Although they’re modeled after PHPs, IOPs don’t require as many hours per week—nine compared to 20 hours for PHPs. Also, the physicians aren’t required to document in the certification that the patient may be at risk for hospital admission if they don’t receive the services.
Although CMS was slower than commercial payers to cover IOPs, it’s more generous, Rackley said. It includes occupational and activity therapy that may not be covered by a private payer.
In terms of documentation and supervision requirements, Medicare requires physicians to certify that the patient requires at least nine hours of services a week. The certification should include the diagnosis and need for intensive outpatient services, which will be provided under an individualized plan of care that includes intensive services “reasonable and necessary to treat the presentation of serious psychiatric symptoms (including SUD) and to prevent relapse or hospitalization.” CMS noted that a treatment plan “should document ongoing efforts to restore the individual patient to a higher level of functioning that would permit discharge from the program, or reflect the continued need for the intensity of the active therapy to maintain the individual’s condition and functional level and to prevent relapse or hospitalization.
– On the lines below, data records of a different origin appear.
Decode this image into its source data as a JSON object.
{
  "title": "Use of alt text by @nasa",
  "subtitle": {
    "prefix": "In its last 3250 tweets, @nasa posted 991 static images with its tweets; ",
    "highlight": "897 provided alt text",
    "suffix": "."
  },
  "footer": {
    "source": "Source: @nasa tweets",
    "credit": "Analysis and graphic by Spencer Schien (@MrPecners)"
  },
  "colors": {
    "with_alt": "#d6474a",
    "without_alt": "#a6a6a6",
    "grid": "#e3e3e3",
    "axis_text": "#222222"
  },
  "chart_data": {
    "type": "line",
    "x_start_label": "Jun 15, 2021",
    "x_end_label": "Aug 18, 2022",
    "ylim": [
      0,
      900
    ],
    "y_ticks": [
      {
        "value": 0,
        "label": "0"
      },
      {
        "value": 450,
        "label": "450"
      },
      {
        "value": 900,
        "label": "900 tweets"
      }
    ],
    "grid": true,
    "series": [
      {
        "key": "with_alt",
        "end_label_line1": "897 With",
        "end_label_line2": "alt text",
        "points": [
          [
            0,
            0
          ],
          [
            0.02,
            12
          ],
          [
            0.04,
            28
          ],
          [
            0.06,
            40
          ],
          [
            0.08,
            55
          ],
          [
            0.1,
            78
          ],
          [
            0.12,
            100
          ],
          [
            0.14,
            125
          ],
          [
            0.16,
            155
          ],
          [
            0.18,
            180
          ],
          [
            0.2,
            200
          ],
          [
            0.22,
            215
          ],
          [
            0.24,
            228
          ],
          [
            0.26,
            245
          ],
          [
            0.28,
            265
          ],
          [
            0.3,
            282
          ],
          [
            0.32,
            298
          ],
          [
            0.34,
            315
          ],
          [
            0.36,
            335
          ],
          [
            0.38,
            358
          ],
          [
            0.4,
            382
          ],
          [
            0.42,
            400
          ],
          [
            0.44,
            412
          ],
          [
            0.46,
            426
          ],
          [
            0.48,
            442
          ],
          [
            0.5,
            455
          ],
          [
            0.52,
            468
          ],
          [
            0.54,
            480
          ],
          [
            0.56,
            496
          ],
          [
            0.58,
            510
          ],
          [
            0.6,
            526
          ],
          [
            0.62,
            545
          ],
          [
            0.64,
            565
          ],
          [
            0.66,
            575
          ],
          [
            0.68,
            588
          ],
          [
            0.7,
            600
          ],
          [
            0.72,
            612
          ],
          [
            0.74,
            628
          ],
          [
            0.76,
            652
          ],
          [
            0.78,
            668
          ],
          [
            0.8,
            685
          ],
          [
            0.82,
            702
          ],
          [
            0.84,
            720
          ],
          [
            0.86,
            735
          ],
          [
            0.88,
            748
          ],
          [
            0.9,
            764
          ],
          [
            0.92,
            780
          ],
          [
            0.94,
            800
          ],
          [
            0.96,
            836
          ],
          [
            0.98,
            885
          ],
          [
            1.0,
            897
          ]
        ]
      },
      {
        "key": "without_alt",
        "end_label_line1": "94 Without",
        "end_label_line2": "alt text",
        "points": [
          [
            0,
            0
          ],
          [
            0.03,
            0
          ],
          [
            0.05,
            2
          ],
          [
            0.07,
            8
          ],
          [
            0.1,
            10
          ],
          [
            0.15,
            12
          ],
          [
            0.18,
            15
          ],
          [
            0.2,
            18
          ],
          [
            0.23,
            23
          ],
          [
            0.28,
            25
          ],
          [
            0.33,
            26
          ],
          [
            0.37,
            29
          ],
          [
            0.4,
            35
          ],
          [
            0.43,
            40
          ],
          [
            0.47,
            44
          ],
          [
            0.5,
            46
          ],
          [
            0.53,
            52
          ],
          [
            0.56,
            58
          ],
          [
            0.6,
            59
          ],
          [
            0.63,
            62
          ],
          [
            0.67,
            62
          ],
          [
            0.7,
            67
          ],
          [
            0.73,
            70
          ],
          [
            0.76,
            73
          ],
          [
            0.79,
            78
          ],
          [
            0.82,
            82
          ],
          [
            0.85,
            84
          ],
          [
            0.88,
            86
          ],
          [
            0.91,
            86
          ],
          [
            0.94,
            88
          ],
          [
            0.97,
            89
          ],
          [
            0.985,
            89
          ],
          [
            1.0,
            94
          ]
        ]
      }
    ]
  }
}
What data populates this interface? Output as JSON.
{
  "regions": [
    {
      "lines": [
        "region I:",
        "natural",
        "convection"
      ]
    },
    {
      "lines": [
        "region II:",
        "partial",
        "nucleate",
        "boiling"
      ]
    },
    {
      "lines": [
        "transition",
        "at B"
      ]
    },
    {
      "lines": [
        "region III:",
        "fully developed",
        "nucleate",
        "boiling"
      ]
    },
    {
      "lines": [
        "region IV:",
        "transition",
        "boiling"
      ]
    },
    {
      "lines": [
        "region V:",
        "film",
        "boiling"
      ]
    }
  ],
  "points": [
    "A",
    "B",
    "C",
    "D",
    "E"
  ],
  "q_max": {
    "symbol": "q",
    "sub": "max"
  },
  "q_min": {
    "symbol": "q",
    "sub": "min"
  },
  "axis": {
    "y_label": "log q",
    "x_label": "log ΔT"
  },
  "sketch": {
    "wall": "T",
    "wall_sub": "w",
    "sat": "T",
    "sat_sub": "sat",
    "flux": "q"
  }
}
Activities that are primarily recreational and diversionary, or provide only a level of functional support that does not treat the serious presenting psychiatric symptoms (including SUD) placing the patient at risk, do not qualify as intensive outpatient program services.”
Physicians are also required to sign a recertification every 60 days that explains the patient’s response to the IOP’s therapeutic interventions, their symptoms and treatment goals.
CMS noted in an MLN Matters (13,496) that hospitals and community mental health centers must put condition code 92 on claims for IOP services.[4]